Mais comment mesure-t-on l’audience TV ? L’organisme privé chargé de cette mission est Médiamatrie. Financée en partie par les grands groupes TV (TF1, France Télévisions, Canal+…), Médiamétrie analyse également les audiences du replay TV et de la radio. Sur son site internet, la société explique le fonctionnement de la mesure de l’audimat.

Tous les jours, l’entreprise analyse les programmes TV de 5000 foyers triés sur le volet, soit un peu plus de 11 000 personnes, triées selon leur CSP, leur âge, l’endroit où ils vivent, leur situation familiale… Le but : qu’ils représentent le plus fidèlement possible la société française.

Ces milliers de téléspectateurs voient ainsi leurs choix pris en compte, à chaque fois qu’il changent de chaîne. Leurs télévisions sont équipés de petits boîtiers qui émettent un signal dès que l’on change de chaîne, signal que Mediamétrie analyse instantanément. Le but est donc de savoir ce que les téléspectateurs regarde, afin de définir les publics des émissions, mais surtout d’analyser les comportements de ces derniers, face aux publicités notamment.

Toute l’année, et dès le lendemain de la diffusion de l’émission, Médiamétrie publie l’audience précise de n’importe quel programme des chaînes historiques, de la TNT et de beaucoup de chaînes du câble. Le tout avec une marge d’erreur d’à peine 0,2%.

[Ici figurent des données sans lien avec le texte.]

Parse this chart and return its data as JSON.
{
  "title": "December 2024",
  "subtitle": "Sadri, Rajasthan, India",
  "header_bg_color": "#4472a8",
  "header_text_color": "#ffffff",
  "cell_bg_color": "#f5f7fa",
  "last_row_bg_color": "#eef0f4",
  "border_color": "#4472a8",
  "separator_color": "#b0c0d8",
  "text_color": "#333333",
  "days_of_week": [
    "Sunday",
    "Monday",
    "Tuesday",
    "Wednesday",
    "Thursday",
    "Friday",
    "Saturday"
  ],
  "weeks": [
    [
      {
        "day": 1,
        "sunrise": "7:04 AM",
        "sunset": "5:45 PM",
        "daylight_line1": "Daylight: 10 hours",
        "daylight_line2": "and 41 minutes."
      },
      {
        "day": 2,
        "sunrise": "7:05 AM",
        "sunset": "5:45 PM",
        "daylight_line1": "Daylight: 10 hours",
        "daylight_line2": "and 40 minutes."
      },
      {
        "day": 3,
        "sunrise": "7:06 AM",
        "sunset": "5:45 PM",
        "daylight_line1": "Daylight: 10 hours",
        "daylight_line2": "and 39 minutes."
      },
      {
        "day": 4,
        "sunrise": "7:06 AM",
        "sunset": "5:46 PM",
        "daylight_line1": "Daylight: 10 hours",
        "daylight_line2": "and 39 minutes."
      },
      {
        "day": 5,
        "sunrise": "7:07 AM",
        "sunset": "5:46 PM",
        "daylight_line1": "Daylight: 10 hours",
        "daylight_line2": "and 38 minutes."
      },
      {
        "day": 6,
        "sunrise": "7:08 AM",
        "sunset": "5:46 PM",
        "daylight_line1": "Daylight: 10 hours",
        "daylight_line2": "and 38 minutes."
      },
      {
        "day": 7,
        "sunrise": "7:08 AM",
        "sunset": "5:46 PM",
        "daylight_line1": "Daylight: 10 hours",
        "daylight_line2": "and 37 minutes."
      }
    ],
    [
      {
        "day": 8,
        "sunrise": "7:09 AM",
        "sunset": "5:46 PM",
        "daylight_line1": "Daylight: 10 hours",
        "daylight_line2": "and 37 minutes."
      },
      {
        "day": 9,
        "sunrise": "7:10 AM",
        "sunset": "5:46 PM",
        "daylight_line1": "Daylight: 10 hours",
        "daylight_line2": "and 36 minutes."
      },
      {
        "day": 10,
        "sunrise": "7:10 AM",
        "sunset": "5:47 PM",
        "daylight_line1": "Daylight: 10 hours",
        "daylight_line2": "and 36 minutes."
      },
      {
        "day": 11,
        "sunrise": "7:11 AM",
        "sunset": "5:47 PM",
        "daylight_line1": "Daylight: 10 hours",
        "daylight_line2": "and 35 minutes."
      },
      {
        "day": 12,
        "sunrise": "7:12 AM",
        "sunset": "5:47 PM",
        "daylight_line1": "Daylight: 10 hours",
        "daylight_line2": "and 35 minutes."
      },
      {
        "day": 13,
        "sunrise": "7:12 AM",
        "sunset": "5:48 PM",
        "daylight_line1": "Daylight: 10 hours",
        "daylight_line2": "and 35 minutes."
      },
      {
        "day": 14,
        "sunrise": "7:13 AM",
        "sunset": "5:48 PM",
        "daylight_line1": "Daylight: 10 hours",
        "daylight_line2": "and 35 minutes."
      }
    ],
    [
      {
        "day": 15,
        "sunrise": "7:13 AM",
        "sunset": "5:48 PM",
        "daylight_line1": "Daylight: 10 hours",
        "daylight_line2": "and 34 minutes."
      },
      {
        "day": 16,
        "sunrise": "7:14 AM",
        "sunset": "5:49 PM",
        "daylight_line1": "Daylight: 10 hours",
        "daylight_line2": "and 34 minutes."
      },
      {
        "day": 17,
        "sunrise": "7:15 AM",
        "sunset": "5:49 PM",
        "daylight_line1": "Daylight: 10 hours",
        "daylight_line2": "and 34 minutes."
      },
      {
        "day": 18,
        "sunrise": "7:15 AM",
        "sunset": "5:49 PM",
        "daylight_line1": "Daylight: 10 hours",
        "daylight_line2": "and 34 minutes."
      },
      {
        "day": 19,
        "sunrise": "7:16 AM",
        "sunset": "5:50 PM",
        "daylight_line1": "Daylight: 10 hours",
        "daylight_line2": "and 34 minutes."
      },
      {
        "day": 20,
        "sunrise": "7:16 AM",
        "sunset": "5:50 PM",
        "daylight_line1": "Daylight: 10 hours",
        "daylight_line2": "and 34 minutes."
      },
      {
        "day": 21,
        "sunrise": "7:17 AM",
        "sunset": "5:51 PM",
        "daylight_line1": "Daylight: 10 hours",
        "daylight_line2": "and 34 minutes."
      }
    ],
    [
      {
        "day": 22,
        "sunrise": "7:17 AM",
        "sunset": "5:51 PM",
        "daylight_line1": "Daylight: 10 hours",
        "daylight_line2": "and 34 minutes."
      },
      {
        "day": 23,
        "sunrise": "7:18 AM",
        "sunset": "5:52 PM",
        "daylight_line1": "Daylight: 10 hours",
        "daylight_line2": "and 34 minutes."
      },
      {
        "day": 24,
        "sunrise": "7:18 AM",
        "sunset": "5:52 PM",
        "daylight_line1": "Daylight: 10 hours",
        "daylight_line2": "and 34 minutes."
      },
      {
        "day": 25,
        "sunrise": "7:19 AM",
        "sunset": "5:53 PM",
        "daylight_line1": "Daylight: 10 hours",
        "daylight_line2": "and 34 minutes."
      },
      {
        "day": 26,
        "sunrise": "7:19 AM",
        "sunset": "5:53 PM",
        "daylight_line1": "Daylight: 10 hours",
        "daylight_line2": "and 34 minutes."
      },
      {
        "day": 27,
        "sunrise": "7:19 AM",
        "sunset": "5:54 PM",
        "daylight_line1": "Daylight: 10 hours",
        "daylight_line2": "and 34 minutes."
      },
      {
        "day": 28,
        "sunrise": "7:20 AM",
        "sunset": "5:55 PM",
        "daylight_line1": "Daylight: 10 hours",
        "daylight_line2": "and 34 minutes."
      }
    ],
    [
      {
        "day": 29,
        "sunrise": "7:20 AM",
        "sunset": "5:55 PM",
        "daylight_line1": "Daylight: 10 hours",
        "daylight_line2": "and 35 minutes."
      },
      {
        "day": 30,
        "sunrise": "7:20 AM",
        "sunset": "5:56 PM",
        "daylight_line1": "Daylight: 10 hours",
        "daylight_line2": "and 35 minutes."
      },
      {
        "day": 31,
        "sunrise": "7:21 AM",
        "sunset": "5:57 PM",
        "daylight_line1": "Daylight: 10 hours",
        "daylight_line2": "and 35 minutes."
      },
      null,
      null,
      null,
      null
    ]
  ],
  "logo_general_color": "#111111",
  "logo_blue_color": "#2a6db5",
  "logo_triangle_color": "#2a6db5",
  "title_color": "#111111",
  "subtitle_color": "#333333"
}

Si l’abonnement à Médiamétrie est essentiel pour les chaînes de télévisions, car il permet d’adapter son programme et de séduire les publicitaires, celui-ci n’est pas donné. Avec un coût d’environ 1,6 millions d’euros par an, certaines petites chaînes voient une grande parties de leur budget disparaître dans les petits boîtiers noirs de Médiamétrie. Et au vu de l’évolution actuel du paysage audiovisuel français, de plus en plus de petites chaînes, locales et nationales, apparaîtront. La question sera alors la suivante : auront-elles les moyens de connaître leurs audiences ?

Louis TANCA.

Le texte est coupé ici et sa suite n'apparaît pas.